#SPIF - Sensitive and Private Information Filter
A tool for filtering open data for private/sensitive information before publication
This Tool is developed during the RHoK Global Hackaton in Trento, Italy - Dec 1-2, 2012
The problem statement is at - http://www.rhok.org/problems/ffilter-tool-screening-open-data-privatesensitive-information-publication
We would like to have your feedback!
##Features
Supports:
- text files, CSV
- XLS, XLSX, DOCX
- XML, HTML
Filters:
- Social Security Number
- Credit Cards Number
- Telephone Number
- Bank Account Number
##Requirements/Dependencies
- Python 2.7 - http://www.python.org/
- OpenPyXL library - http://packages.python.org/openpyxl/
- PyPDF - http://pybrary.net/pyPdf/
- Python Docx Library - http://github.com/mikemaccana/python-docx
- pmw - http://sourceforge.net/projects/pmw/files/Pmw/ (mandatory to run the GUI version)
##Operating Systems This script is indepent of the host platform (Windows, Linux or MacOS). All it needs is a Python interpretor. We tested this script on:
- MacOs 10.6.4
- Ubuntu 12.10 LTS
##Usage
- Command Line Mode
python spif.py filename.ext
- GUI Mode
python main.py
##Known Issues
- Not all pdf files are supported by PyPdf library, do not get surprised if the script is selective on pdf files as the conversion scheme matters.

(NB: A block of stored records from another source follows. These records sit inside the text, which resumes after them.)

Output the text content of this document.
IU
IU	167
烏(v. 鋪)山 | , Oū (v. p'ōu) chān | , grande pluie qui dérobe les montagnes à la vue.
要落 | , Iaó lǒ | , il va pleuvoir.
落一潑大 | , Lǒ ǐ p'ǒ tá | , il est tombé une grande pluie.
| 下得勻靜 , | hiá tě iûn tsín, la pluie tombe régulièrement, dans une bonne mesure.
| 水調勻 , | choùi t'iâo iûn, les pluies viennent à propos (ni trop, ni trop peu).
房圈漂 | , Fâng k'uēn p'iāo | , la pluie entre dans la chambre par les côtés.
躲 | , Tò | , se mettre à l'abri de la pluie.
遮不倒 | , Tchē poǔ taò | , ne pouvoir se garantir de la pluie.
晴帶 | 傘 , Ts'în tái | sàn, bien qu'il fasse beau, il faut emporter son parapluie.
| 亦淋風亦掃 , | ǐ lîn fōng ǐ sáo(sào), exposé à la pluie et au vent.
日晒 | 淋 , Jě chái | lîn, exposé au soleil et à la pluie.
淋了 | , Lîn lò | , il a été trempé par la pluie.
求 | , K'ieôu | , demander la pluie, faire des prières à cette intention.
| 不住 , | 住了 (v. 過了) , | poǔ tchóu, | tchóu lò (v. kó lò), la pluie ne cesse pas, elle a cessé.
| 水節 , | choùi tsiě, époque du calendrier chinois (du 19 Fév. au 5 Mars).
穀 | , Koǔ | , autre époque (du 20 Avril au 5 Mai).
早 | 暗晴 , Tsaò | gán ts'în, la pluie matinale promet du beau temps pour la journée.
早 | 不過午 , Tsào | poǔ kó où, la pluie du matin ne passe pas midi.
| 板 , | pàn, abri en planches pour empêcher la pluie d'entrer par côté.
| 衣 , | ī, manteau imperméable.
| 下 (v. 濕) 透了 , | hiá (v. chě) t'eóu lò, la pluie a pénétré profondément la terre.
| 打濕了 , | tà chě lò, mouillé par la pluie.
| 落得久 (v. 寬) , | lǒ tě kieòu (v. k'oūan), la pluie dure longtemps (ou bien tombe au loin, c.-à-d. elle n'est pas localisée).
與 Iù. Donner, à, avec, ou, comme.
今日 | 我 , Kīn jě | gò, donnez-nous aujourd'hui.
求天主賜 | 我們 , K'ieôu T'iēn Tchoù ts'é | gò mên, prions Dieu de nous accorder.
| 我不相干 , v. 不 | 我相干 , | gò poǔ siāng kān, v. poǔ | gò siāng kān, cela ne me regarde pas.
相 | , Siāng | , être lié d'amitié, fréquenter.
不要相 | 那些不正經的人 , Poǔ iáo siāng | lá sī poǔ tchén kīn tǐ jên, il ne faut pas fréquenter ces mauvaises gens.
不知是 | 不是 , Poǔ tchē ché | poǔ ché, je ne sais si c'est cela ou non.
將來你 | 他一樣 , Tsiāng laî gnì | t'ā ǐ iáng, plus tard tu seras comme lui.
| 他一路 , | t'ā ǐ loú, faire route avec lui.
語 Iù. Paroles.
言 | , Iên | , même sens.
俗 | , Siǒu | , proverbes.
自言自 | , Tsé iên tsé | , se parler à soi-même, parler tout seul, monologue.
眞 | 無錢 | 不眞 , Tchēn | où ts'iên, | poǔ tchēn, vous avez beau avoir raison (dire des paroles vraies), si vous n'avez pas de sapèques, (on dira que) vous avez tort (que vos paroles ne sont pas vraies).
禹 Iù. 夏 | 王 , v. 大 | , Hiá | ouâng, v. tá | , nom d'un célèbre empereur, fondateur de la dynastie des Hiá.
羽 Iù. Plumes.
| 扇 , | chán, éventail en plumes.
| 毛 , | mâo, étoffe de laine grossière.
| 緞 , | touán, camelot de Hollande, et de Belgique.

- Docx conversion does not give the page number where a sensitive or private information is found. So it is a little course-grained.
- Depending on what you are scanning, some filters could be noisy or quite useful. For example, a 16 digits pattern flagged as credit card number in a session cookie of an HTML page is useless while the same pattern in a network traffic could be an example of a real credit card number being sent over unencrypted connection.
##Authors
- Birhanu Eshete - birhanu.mekuria(at)gmail.com
- Ali Fawzi Najm Al-Shammari - afnfun(at)yahoo.com
- Michele Fogarolli - michelefoga(at)gmail.com
##License This code is released under the MIT License